I am a Postdoctoral Research Associate and Adjunct Professor in the Department of Biology at Texas State University . My major interests include the conservation, ecology, and systematics of amphibians; with an emphasis on the effects of anthropogenic disturbance to amphibian diversity and abundance in tropical rainforests. Primarily, I utilize members of the direct-developing anuran genus Pristimantis and characteristics of their microhabitat specialization to address these interests.
Currently, my research focuses on the effects of deforestation to canopy inhabiting herpetofauna and microclimate in Amazonian Ecuador, with a concentration on epiphytic canopy tank bromeliads. I am also exploring the use of molecular techniques to examine for ecological diversification (vertical niche partitioning) in the Pristimantis genus.
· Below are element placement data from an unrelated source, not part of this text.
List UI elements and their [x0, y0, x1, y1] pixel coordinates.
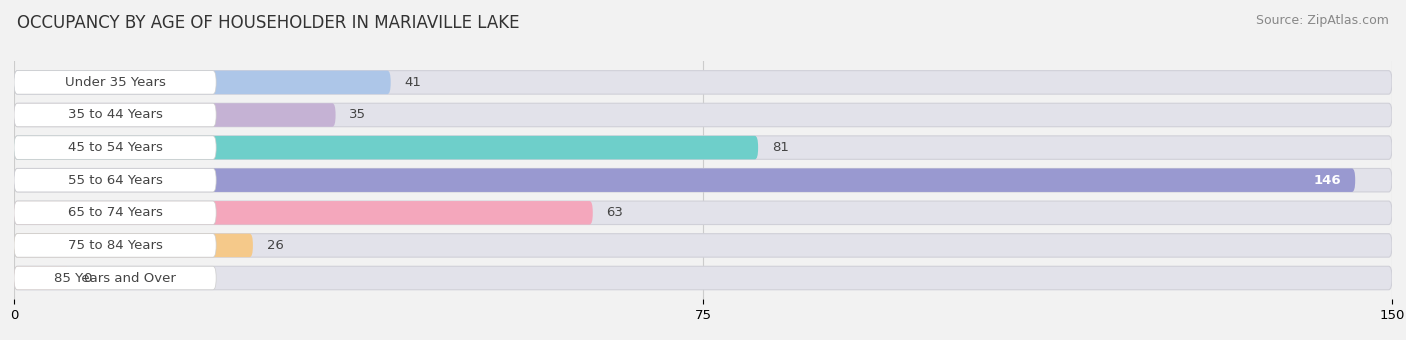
FancyBboxPatch shape: [14, 136, 217, 159]
FancyBboxPatch shape: [14, 71, 391, 94]
Text: 63: 63: [606, 206, 623, 219]
FancyBboxPatch shape: [14, 266, 69, 290]
Text: 146: 146: [1313, 174, 1341, 187]
FancyBboxPatch shape: [14, 266, 217, 290]
Text: 75 to 84 Years: 75 to 84 Years: [67, 239, 163, 252]
Text: OCCUPANCY BY AGE OF HOUSEHOLDER IN MARIAVILLE LAKE: OCCUPANCY BY AGE OF HOUSEHOLDER IN MARIA…: [17, 14, 519, 32]
Text: 55 to 64 Years: 55 to 64 Years: [67, 174, 163, 187]
FancyBboxPatch shape: [14, 136, 1392, 159]
FancyBboxPatch shape: [14, 103, 1392, 127]
FancyBboxPatch shape: [14, 201, 217, 224]
Text: 35: 35: [349, 108, 367, 121]
FancyBboxPatch shape: [14, 168, 217, 192]
FancyBboxPatch shape: [14, 168, 1355, 192]
FancyBboxPatch shape: [14, 201, 1392, 224]
FancyBboxPatch shape: [14, 71, 217, 94]
Text: 35 to 44 Years: 35 to 44 Years: [67, 108, 163, 121]
FancyBboxPatch shape: [14, 234, 253, 257]
Text: 0: 0: [83, 272, 91, 285]
FancyBboxPatch shape: [14, 168, 1392, 192]
FancyBboxPatch shape: [14, 234, 1392, 257]
FancyBboxPatch shape: [14, 136, 758, 159]
Text: 26: 26: [267, 239, 284, 252]
Text: Source: ZipAtlas.com: Source: ZipAtlas.com: [1256, 14, 1389, 27]
Text: 81: 81: [772, 141, 789, 154]
FancyBboxPatch shape: [14, 201, 593, 224]
FancyBboxPatch shape: [14, 234, 217, 257]
FancyBboxPatch shape: [14, 266, 1392, 290]
Text: 65 to 74 Years: 65 to 74 Years: [67, 206, 163, 219]
Text: 41: 41: [405, 76, 422, 89]
FancyBboxPatch shape: [14, 103, 217, 127]
FancyBboxPatch shape: [14, 71, 1392, 94]
Text: 45 to 54 Years: 45 to 54 Years: [67, 141, 163, 154]
Text: 85 Years and Over: 85 Years and Over: [55, 272, 176, 285]
Text: Under 35 Years: Under 35 Years: [65, 76, 166, 89]
FancyBboxPatch shape: [14, 103, 336, 127]
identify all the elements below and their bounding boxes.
Canopy tank bromeliads as a keystone resource has also caught my interest after I began working in the rainforest canopy.
As a postdoc in the lab of Dr. Michael Forstner I am working on different ecological aspects of the endangered Houston toad (Bufo (Anaxayrus) houstonensis). These include anthropogenic and catastrophic wildfire impacts to disjunct populations as well as range-wide automated call surveys to evaluate detection probability and population size.
I am Founder and Executive Director of the TADPOLE Organization - a non-profit organization dedicated to informing and educating the public regarding our obligation to protect and preserve the Amazon's amphibian species.